Predicting March weather in Ky.
Now that winter is rearing its icy head, I am not one of those people who wax nostalgic about fireplaces and heating their homes with open fireplaces or wood/coal burning stoves or furnaces.
If I was a TV weather forecaster employed by, name a Kentucky station, and if I had accurately predicted several big snows in December and January as well as a couple of floods, along with two more big snows in February, I would make arrangements to be out of town during the entire month of March.
In fact, no matter what my batting average might turn out to be, from December through February, I would have started a campaign in January to have my viewers accompany me on a cruise from somewhere in Florida to the source of the Nile. Or maybe we’d go to Australia and New Zealand since your host has always wanted to frolic with aborigines and rub noses with a Maori maiden.
If I could talk enough of my devoted viewers into signing up and shelling out we could all have the time of our lives and it wouldn’t cost me a penny because, hey, I’m the guy who thought it up and I haven’t steered you wrong all winter. You owe me, big time.
Let’s face it folks. Being a Kentucky meteorologist in March is very dangerous to your professional reputation. The best way to protect yourself is to get as far from the state as possible until April Fool’s Day has come and gone.
If you can’t afford to take off work and if the cruise fell through, you might be able be able to join the Weather Guy Exchange Program, whereby you swap places for a month with a counterpart at a sister station in, let’s say, San Diego.
While you’re out there doing your report on pending mudslides from the big zoo, with a giraffe or ostrich staring down at you as you speak, your exchange buddy will be back in Kentucky trying to explain why the six inch snow he had predicted last night failed to materialize.
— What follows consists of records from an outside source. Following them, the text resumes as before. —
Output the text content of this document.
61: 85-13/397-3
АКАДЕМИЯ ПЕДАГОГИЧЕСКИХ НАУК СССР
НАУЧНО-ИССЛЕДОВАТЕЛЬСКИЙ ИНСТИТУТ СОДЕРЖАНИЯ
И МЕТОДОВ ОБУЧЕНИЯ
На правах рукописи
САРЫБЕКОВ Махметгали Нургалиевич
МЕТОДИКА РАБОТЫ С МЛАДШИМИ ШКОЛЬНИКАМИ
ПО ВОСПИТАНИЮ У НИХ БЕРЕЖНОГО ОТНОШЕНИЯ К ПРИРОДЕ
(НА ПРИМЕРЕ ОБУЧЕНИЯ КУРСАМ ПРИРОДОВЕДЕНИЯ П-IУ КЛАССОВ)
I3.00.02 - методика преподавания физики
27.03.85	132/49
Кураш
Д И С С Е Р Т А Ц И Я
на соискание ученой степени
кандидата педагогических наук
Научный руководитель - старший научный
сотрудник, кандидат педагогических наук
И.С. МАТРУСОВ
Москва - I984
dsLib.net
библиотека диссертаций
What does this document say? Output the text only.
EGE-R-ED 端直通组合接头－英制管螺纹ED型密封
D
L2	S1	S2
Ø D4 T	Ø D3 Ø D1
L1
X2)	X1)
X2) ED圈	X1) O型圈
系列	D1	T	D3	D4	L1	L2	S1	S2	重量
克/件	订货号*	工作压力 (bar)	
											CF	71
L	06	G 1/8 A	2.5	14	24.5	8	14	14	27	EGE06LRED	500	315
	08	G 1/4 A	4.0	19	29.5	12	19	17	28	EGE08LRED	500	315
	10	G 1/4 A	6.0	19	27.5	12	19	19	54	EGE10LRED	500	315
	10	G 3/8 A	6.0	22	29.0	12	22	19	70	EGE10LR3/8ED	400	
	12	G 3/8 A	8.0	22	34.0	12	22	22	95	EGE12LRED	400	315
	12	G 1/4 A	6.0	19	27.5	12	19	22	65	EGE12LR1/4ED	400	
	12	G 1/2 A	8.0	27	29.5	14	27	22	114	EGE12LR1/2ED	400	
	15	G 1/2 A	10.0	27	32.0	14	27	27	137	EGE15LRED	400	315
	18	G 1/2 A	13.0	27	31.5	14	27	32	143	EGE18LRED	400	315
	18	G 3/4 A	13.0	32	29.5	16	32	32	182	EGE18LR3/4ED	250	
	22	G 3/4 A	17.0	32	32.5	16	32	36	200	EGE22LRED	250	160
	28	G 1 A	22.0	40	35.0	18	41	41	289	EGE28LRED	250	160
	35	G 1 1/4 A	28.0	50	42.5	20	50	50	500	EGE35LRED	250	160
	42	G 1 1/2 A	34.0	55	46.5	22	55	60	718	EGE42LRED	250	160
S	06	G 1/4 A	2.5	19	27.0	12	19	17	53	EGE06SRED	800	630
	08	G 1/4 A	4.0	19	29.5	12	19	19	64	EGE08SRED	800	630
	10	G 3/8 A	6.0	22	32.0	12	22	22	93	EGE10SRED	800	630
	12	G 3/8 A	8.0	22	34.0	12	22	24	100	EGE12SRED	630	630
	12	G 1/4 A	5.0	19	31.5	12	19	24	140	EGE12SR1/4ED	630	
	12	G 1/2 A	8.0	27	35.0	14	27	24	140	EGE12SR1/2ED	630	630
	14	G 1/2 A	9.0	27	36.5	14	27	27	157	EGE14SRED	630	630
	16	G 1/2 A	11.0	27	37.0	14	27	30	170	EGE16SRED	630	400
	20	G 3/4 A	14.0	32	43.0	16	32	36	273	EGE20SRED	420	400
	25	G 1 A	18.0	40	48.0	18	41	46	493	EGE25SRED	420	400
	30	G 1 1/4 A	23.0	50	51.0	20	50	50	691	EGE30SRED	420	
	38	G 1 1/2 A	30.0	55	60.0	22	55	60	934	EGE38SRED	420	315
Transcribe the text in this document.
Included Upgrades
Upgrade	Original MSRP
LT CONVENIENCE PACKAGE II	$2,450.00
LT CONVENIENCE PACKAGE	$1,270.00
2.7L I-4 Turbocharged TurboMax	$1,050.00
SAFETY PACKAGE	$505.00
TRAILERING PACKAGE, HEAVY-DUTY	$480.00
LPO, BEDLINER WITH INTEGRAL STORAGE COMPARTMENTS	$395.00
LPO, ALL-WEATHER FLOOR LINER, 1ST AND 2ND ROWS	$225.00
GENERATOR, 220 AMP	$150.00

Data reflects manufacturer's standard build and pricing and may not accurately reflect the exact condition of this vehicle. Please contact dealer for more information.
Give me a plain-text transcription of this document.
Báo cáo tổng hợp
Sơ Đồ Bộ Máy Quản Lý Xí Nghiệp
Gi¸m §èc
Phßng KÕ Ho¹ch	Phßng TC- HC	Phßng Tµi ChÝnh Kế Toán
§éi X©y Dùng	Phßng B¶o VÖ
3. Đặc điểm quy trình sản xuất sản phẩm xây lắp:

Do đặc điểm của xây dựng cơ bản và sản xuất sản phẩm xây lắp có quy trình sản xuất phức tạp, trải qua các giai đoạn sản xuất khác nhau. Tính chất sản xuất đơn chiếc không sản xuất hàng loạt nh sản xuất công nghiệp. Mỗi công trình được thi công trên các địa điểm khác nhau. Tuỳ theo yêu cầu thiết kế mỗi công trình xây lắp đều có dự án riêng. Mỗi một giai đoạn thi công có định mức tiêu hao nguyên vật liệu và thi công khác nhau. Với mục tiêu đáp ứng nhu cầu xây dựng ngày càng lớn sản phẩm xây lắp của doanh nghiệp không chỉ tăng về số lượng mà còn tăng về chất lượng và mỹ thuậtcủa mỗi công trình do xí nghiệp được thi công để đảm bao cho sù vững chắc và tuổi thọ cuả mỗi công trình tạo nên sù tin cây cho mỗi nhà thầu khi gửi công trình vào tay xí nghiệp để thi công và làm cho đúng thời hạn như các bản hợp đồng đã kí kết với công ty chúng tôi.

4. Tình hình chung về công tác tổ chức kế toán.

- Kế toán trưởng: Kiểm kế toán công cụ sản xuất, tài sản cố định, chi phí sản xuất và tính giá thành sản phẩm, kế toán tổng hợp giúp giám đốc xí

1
Or maybe he’ll be trying to explain why he forgot to mention, last night, the foot of white stuff we got that is out there snarling traffic at daylight.
But, to give credit where it’s due, every once in a while our meteorologists do get March weather right. It happened last Sunday afternoon and night when I couldn’t keep up with the basketball scores because winter weather warnings kept streaming across the bottom of the screen. The evening news forecaster claimed that it would actually happen this time.
Then we woke up at 5 a.m. on Monday morning because the dog was barking, looking out the upstairs window, scared of the snow. Said dog weighs just over 100 pounds, but, if it looks scary, he barks because he thinks he’s supposed to sound the alarm.
In the meantime, Loretta switched to one of the TV weather apps on her cell phone and, sure nuff, the same guy we’d seen 11 hours earlier was out there stranded off the pavement on I-75 south. He couldn’t get any farther and he couldn’t turn around to get back, but he was more gleeful than a kid on Christmas morning. I actually thought he might have hit the Powerball jackpot and had just now found his ticket. That’s how elated people in his profession get when they nail a March weather forecast in Kentucky.
However, as I said earlier, if I was a Kentucky weather guy, I’d have been on an extended south seas cruise or swapping places with my buddy in San Diego while all of this was going on.
When I returned home in April I’d be welcomed with a ticker tape parade down Richmond Road from the Athens exit all the way to Rupp Arena. That’s how tickled my viewers would be to have their trustworthy weather guy back in town.
My first forecast would advise viewers not to plan any serious gardening for the next couple of weeks because the ground wasn’t going to be dry enough to plow. It’s nearly impossible to be wrong about the first two weeks of April.